Gun violence prevention activist Shannon Watts declared, "IT'S WORKING: Keep the pressure on both Republicans and Democrats."
The account Dear White Staffers, known for calling out bad behavior on Capitol Hill, urged, "Keep yelling at your representatives!"
Human Rights Campaign national press secretary Brandon Wolf predicted that "he'll have a chance to prove his contrition when the Senate sends the bill back and the House has to vote on it again."
As Bloomberg reporter Jonathan put it, "even the centrist Dems are gone on ICE," with senators who voted to end the fall shutdown "now refusing to fund DHS" while House Democrats who just voted for the department funding bill issue a range of statements, including some calling for the impeachment of Homeland Security Secretary Kristi Noem.

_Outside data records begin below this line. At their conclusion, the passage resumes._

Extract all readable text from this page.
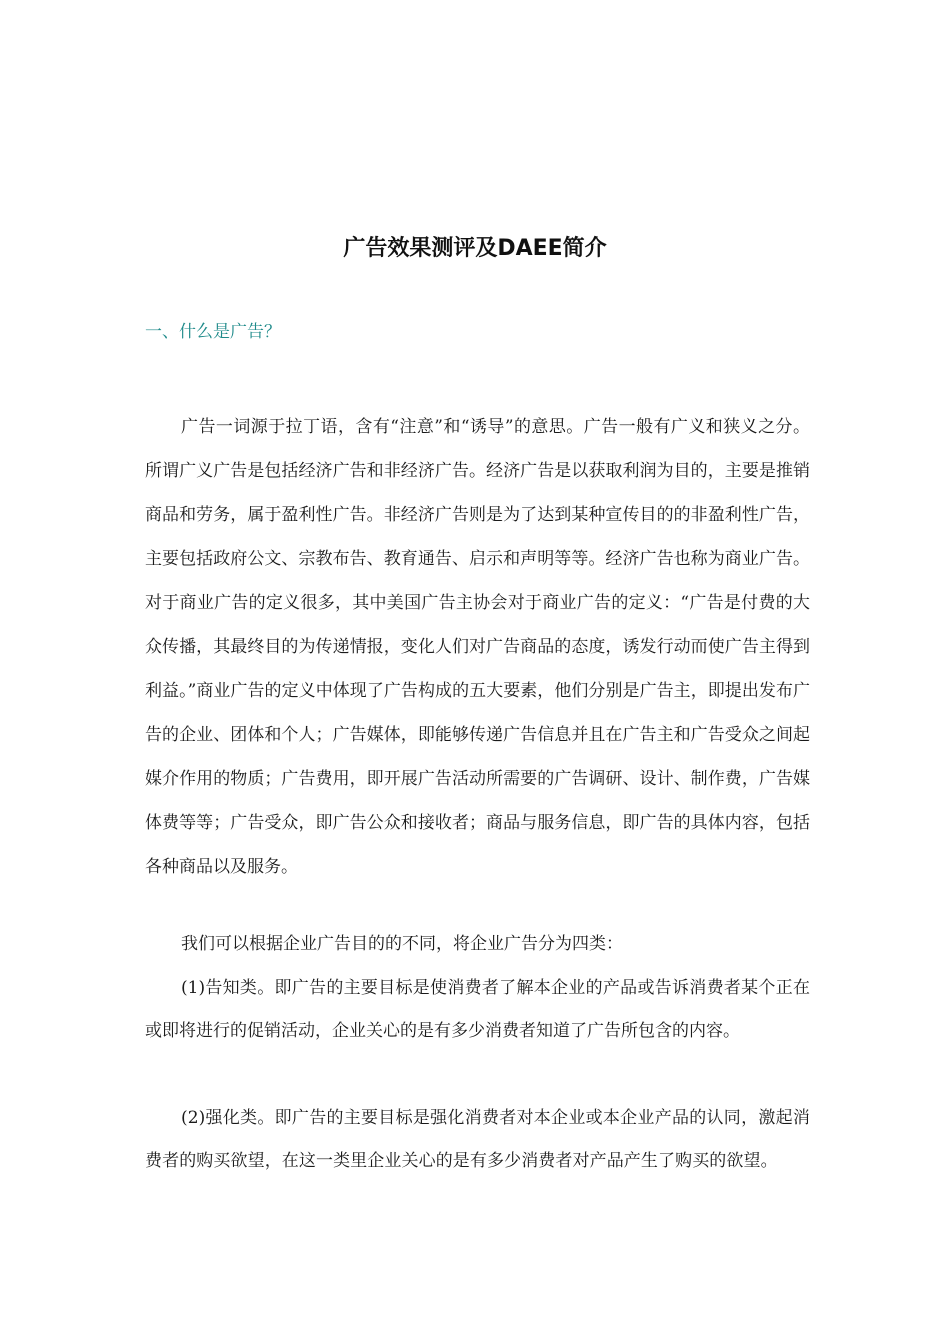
广告效果测评及DAEE简介
一、什么是广告？
广告一词源于拉丁语，含有“注意”和“诱导”的意思。广告一般有广义和狭义之分。所谓广义广告是包括经济广告和非经济广告。经济广告是以获取利润为目的，主要是推销商品和劳务，属于盈利性广告。非经济广告则是为了达到某种宣传目的的非盈利性广告，主要包括政府公文、宗教布告、教育通告、启示和声明等等。经济广告也称为商业广告。对于商业广告的定义很多，其中美国广告主协会对于商业广告的定义：“广告是付费的大众传播，其最终目的为传递情报，变化人们对广告商品的态度，诱发行动而使广告主得到利益。”商业广告的定义中体现了广告构成的五大要素，他们分别是广告主，即提出发布广告的企业、团体和个人；广告媒体，即能够传递广告信息并且在广告主和广告受众之间起媒介作用的物质；广告费用，即开展广告活动所需要的广告调研、设计、制作费，广告媒体费等等；广告受众，即广告公众和接收者；商品与服务信息，即广告的具体内容，包括各种商品以及服务。
我们可以根据企业广告目的的不同，将企业广告分为四类：
(1)告知类。即广告的主要目标是使消费者了解本企业的产品或告诉消费者某个正在或即将进行的促销活动，企业关心的是有多少消费者知道了广告所包含的内容。
(2)强化类。即广告的主要目标是强化消费者对本企业或本企业产品的认同，激起消费者的购买欲望，在这一类里企业关心的是有多少消费者对产品产生了购买的欲望。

The other six Democrats who voted for the DHS bill last Thursday are Reps. Henry Cuellar (Texas), Don Davis (NC), Laura Gillen (NY), Jared Golden (Maine), Vicente Gonzalez (Texas), and Marie Gluesenkamp Perez (Wash.).
After Pretti's killing on Saturday, Davis shared his condolences on social media and said in part that "our immigration laws can and must be enforced with respect for life and dignity. A thorough, independent investigation into this fatal shooting is essential to uncover the full facts and to ensure accountability can be determined. The Trump administration must take immediate and decisive action to bring an end to this violence and disorder that have taken lives and undermined public trust."
Climate activist and former Democratic National Committee member RL Miller responded, "If only you were in a position to exercise some accountability over this rogue agency, say, for example, by voting on its budget."
Independent journalist Ken Klippenstein similarly called out Gillen and Gluesenkamp Perez; the former argued that Noem "must be impeached immediately" that while the latter said that she "needs to step down."
Klippenstein also took aim at Gonzalez, who on Saturday advocated for "an independent and thorough investigation into today’s murder of yet another US citizen," while also trying to justify his vote for a bill that would give billions of dollars to ICE and CBP.
"I continue to strongly oppose ICE's illegal operations in South Texas and around the country," Gonzalez said, framing his vote as one in favor of funding the Federal Emergency Management Agency and Coast Guard ahead of the winter storm that hit many states, including his, over the weekend. He doubled down on his position in a Monday video shared on social media.
Fellow Texan Cuellar, who is known for voting with Republicans and was infamously pardoned by Trump last month, and Golden, who is not seeking reelection this year, have both described Pretti's death "tragic" and urged independent investigations, without expressing any remorse about their votes last week.